Cambaz geldiği zaman Safir’de işler düzelecek

Haberin Devamı

Dünya ticaret akılları değişti.. Artık başarı özel şovlardan, gösterilerden geçiyor.. İstanbul Safir de bu modaya uyanlardan.. Fransızların Örümcek Adam’ı gelip de Avrupa’nın en yüksek binasına tırmandığında bunu hepimize gösterecek..

İstanbul Sapphire..

Bendeki “alışveriş merkezleri” merakının son durağı budur..

O merak nereden çıktı derseniz cevabım cebimde..

Oturduğum evi bir dairenin merkezi yapın.. Pergelin sivri ucunu bizim dama sokun.. Dört buçuk kilometre çapında bir daire çizin..
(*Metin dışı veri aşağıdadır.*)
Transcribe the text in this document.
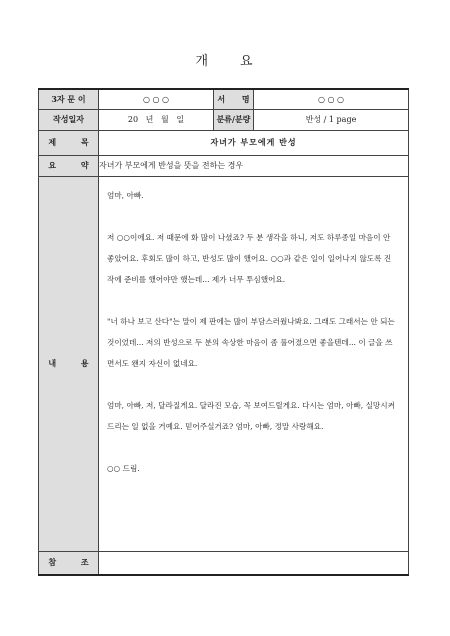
개 요
3자 문 이	○ ○ ○	서 명	○ ○ ○
작성일자	20   년   월   일	분류/분량	반성 / 1 page
제 목	자녀가 부모에게 반성		
요 약	자녀가 부모에게 반성을 뜻을 전하는 경우		
내 용	엄마, 아빠.

저 ○○이에요. 저 때문에 화 많이 나셨죠? 두 분 생각을 하니, 저도 하루종일 마음이 안 좋았어요. 후회도 많이 하고, 반성도 많이 했어요. ○○과 같은 일이 일어나지 않도록 진작에 준비를 했어야만 했는데... 제가 너무 투심했어요.

"너 하나 보고 산다"는 말이 제 판에는 많이 부담스러웠나봐요. 그래도 그래서는 안 되는 것이었데... 저의 반성으로 두 분의 속상한 마음이 좀 풀어졌으면 좋을텐데... 이 글을 쓰면서도 왠지 자신이 없네요.

엄마, 아빠, 저, 달라질게요. 달라진 모습, 꼭 보여드릴게요. 다시는 엄마, 아빠, 실망시켜 드리는 일 없을 거예요. 믿어주실거죠? 엄마, 아빠, 정말 사랑해요.

○○ 드림.		

참 조			
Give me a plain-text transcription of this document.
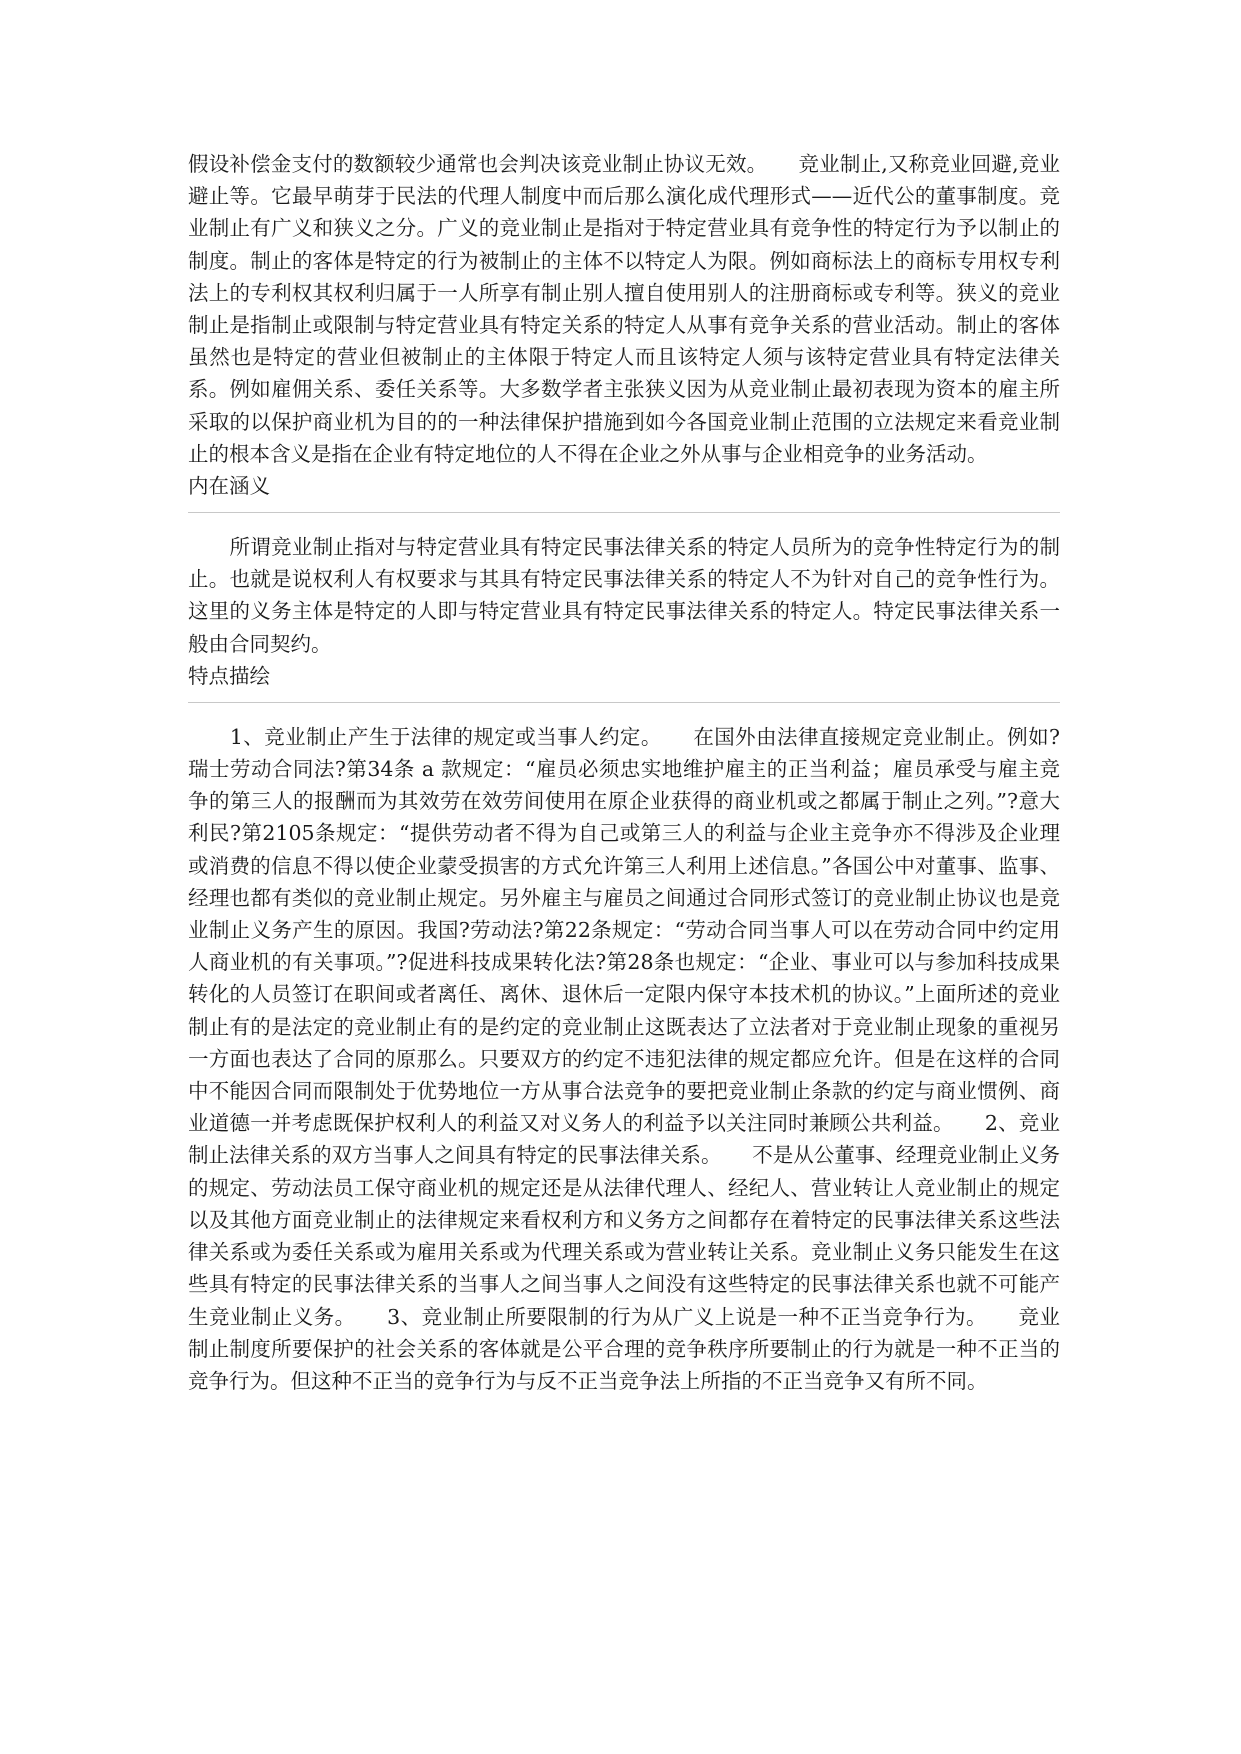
假设补偿金支付的数额较少通常也会判决该竞业制止协议无效。　　竞业制止,又称竞业回避,竞业避止等。它最早萌芽于民法的代理人制度中而后那么演化成代理形式——近代公的董事制度。竞业制止有广义和狭义之分。广义的竞业制止是指对于特定营业具有竞争性的特定行为予以制止的制度。制止的客体是特定的行为被制止的主体不以特定人为限。例如商标法上的商标专用权专利法上的专利权其权利归属于一人所享有制止别人擅自使用别人的注册商标或专利等。狭义的竞业制止是指制止或限制与特定营业具有特定关系的特定人从事有竞争关系的营业活动。制止的客体虽然也是特定的营业但被制止的主体限于特定人而且该特定人须与该特定营业具有特定法律关系。例如雇佣关系、委任关系等。大多数学者主张狭义因为从竞业制止最初表现为资本的雇主所采取的以保护商业机为目的的一种法律保护措施到如今各国竞业制止范围的立法规定来看竞业制止的根本含义是指在企业有特定地位的人不得在企业之外从事与企业相竞争的业务活动。

内在涵义

　　所谓竞业制止指对与特定营业具有特定民事法律关系的特定人员所为的竞争性特定行为的制止。也就是说权利人有权要求与其具有特定民事法律关系的特定人不为针对自己的竞争性行为。这里的义务主体是特定的人即与特定营业具有特定民事法律关系的特定人。特定民事法律关系一般由合同契约。

特点描绘

　　1、竞业制止产生于法律的规定或当事人约定。　　在国外由法律直接规定竞业制止。例如?瑞士劳动合同法?第34条 a 款规定：“雇员必须忠实地维护雇主的正当利益；雇员承受与雇主竞争的第三人的报酬而为其效劳在效劳间使用在原企业获得的商业机或之都属于制止之列。”?意大利民?第2105条规定：“提供劳动者不得为自己或第三人的利益与企业主竞争亦不得涉及企业理或消费的信息不得以使企业蒙受损害的方式允许第三人利用上述信息。”各国公中对董事、监事、经理也都有类似的竞业制止规定。另外雇主与雇员之间通过合同形式签订的竞业制止协议也是竞业制止义务产生的原因。我国?劳动法?第22条规定：“劳动合同当事人可以在劳动合同中约定用人商业机的有关事项。”?促进科技成果转化法?第28条也规定：“企业、事业可以与参加科技成果转化的人员签订在职间或者离任、离休、退休后一定限内保守本技术机的协议。”上面所述的竞业制止有的是法定的竞业制止有的是约定的竞业制止这既表达了立法者对于竞业制止现象的重视另一方面也表达了合同的原那么。只要双方的约定不违犯法律的规定都应允许。但是在这样的合同中不能因合同而限制处于优势地位一方从事合法竞争的要把竞业制止条款的约定与商业惯例、商业道德一并考虑既保护权利人的利益又对义务人的利益予以关注同时兼顾公共利益。　　2、竞业制止法律关系的双方当事人之间具有特定的民事法律关系。　　不是从公董事、经理竞业制止义务的规定、劳动法员工保守商业机的规定还是从法律代理人、经纪人、营业转让人竞业制止的规定以及其他方面竞业制止的法律规定来看权利方和义务方之间都存在着特定的民事法律关系这些法律关系或为委任关系或为雇用关系或为代理关系或为营业转让关系。竞业制止义务只能发生在这些具有特定的民事法律关系的当事人之间当事人之间没有这些特定的民事法律关系也就不可能产生竞业制止义务。　　3、竞业制止所要限制的行为从广义上说是一种不正当竞争行为。　　竞业制止制度所要保护的社会关系的客体就是公平合理的竞争秩序所要制止的行为就是一种不正当的竞争行为。但这种不正当的竞争行为与反不正当竞争法上所指的不正当竞争又有所不同。
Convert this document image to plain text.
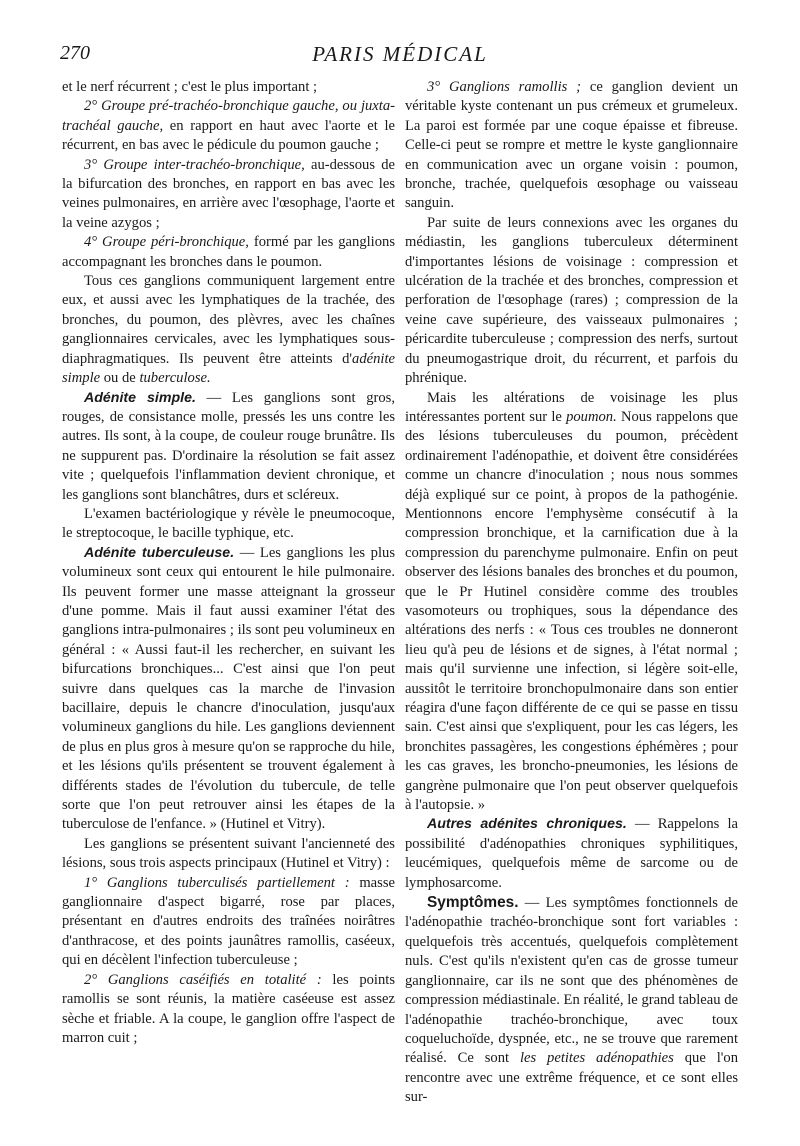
270	PARIS MÉDICAL

et le nerf récurrent ; c'est le plus important ;

2° Groupe pré-trachéo-bronchique gauche, ou juxta-trachéal gauche, en rapport en haut avec l'aorte et le récurrent, en bas avec le pédicule du poumon gauche ;

3° Groupe inter-trachéo-bronchique, au-dessous de la bifurcation des bronches, en rapport en bas avec les veines pulmonaires, en arrière avec l'œsophage, l'aorte et la veine azygos ;

4° Groupe péri-bronchique, formé par les ganglions accompagnant les bronches dans le poumon.

Tous ces ganglions communiquent largement entre eux, et aussi avec les lymphatiques de la trachée, des bronches, du poumon, des plèvres, avec les chaînes ganglionnaires cervicales, avec les lymphatiques sous-diaphragmatiques. Ils peuvent être atteints d'adénite simple ou de tuberculose.

Adénite simple. — Les ganglions sont gros, rouges, de consistance molle, pressés les uns contre les autres. Ils sont, à la coupe, de couleur rouge brunâtre. Ils ne suppurent pas. D'ordinaire la résolution se fait assez vite ; quelquefois l'inflammation devient chronique, et les ganglions sont blanchâtres, durs et scléreux.

L'examen bactériologique y révèle le pneumocoque, le streptocoque, le bacille typhique, etc.

Adénite tuberculeuse. — Les ganglions les plus volumineux sont ceux qui entourent le hile pulmonaire. Ils peuvent former une masse atteignant la grosseur d'une pomme. Mais il faut aussi examiner l'état des ganglions intra-pulmonaires ; ils sont peu volumineux en général : « Aussi faut-il les rechercher, en suivant les bifurcations bronchiques... C'est ainsi que l'on peut suivre dans quelques cas la marche de l'invasion bacillaire, depuis le chancre d'inoculation, jusqu'aux volumineux ganglions du hile. Les ganglions deviennent de plus en plus gros à mesure qu'on se rapproche du hile, et les lésions qu'ils présentent se trouvent également à différents stades de l'évolution du tubercule, de telle sorte que l'on peut retrouver ainsi les étapes de la tuberculose de l'enfance. » (Hutinel et Vitry).

Les ganglions se présentent suivant l'ancienneté des lésions, sous trois aspects principaux (Hutinel et Vitry) :

1° Ganglions tuberculisés partiellement : masse ganglionnaire d'aspect bigarré, rose par places, présentant en d'autres endroits des traînées noirâtres d'anthracose, et des points jaunâtres ramollis, caséeux, qui en décèlent l'infection tuberculeuse ;

2° Ganglions caséifiés en totalité : les points ramollis se sont réunis, la matière caséeuse est assez sèche et friable. A la coupe, le ganglion offre l'aspect de marron cuit ;

3° Ganglions ramollis ; ce ganglion devient un véritable kyste contenant un pus crémeux et grumeleux. La paroi est formée par une coque épaisse et fibreuse. Celle-ci peut se rompre et mettre le kyste ganglionnaire en communication avec un organe voisin : poumon, bronche, trachée, quelquefois œsophage ou vaisseau sanguin.

Par suite de leurs connexions avec les organes du médiastin, les ganglions tuberculeux déterminent d'importantes lésions de voisinage : compression et ulcération de la trachée et des bronches, compression et perforation de l'œsophage (rares) ; compression de la veine cave supérieure, des vaisseaux pulmonaires ; péricardite tuberculeuse ; compression des nerfs, surtout du pneumogastrique droit, du récurrent, et parfois du phrénique.

Mais les altérations de voisinage les plus intéressantes portent sur le poumon. Nous rappelons que des lésions tuberculeuses du poumon, précèdent ordinairement l'adénopathie, et doivent être considérées comme un chancre d'inoculation ; nous nous sommes déjà expliqué sur ce point, à propos de la pathogénie. Mentionnons encore l'emphysème consécutif à la compression bronchique, et la carnification due à la compression du parenchyme pulmonaire. Enfin on peut observer des lésions banales des bronches et du poumon, que le Pr Hutinel considère comme des troubles vasomoteurs ou trophiques, sous la dépendance des altérations des nerfs : « Tous ces troubles ne donneront lieu qu'à peu de lésions et de signes, à l'état normal ; mais qu'il survienne une infection, si légère soit-elle, aussitôt le territoire bronchopulmonaire dans son entier réagira d'une façon différente de ce qui se passe en tissu sain. C'est ainsi que s'expliquent, pour les cas légers, les bronchites passagères, les congestions éphémères ; pour les cas graves, les broncho-pneumonies, les lésions de gangrène pulmonaire que l'on peut observer quelquefois à l'autopsie. »

Autres adénites chroniques. — Rappelons la possibilité d'adénopathies chroniques syphilitiques, leucémiques, quelquefois même de sarcome ou de lymphosarcome.

Symptômes. — Les symptômes fonctionnels de l'adénopathie trachéo-bronchique sont fort variables : quelquefois très accentués, quelquefois complètement nuls. C'est qu'ils n'existent qu'en cas de grosse tumeur ganglionnaire, car ils ne sont que des phénomènes de compression médiastinale. En réalité, le grand tableau de l'adénopathie trachéo-bronchique, avec toux coqueluchoïde, dyspnée, etc., ne se trouve que rarement réalisé. Ce sont les petites adénopathies que l'on rencontre avec une extrême fréquence, et ce sont elles sur-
Ben de o dairenin içine on beş adet AVM dedikleri “alışveriş merkezi” sığdırayım..

Akmerkez birincisiydi.. İstanbul Sapphire (Safir) sonuncusu oldu.. Dairenin içinde Kanyon’dan Cevahir’e, Metro City’den Profilo’ya kadar ne ararsanız var..

O daire içinde kalan bildiğim bakkal sayısı ise bir elin parmaklarını geçmez.. Öte yandan alışveriş merkezlerinin içinde ne kadar yeme içme mekânı varsa akraba gibi olmuşuzdur..

***


Safir’e de bu akılla koştura koştura gittim.. (Artık Sapphire yerine böyle yazacağım, harften tasarruf!)
Mekânın bende bıraktığı ilk izlenim “Burası niye bu kadar tenha yahu!” tepkisine sebep oldu..

Öyle ya! Mekânın banilerine göre burayı yılda on beş milyon kişinin ziyaret etmesi bekleniyordu..

Tam iş çıkışı saatine denk getirmeme rağmen ortam İstanbul Büyükşehir Belediyespor maçlarının tribünü gibi tenhaydı..

Dikdörtgen şeklinde, kenarı baştan sona mağazalarla çevrili katlar ve ortalarında; tepeden baktığında en alt katı görebileceğin boşluk..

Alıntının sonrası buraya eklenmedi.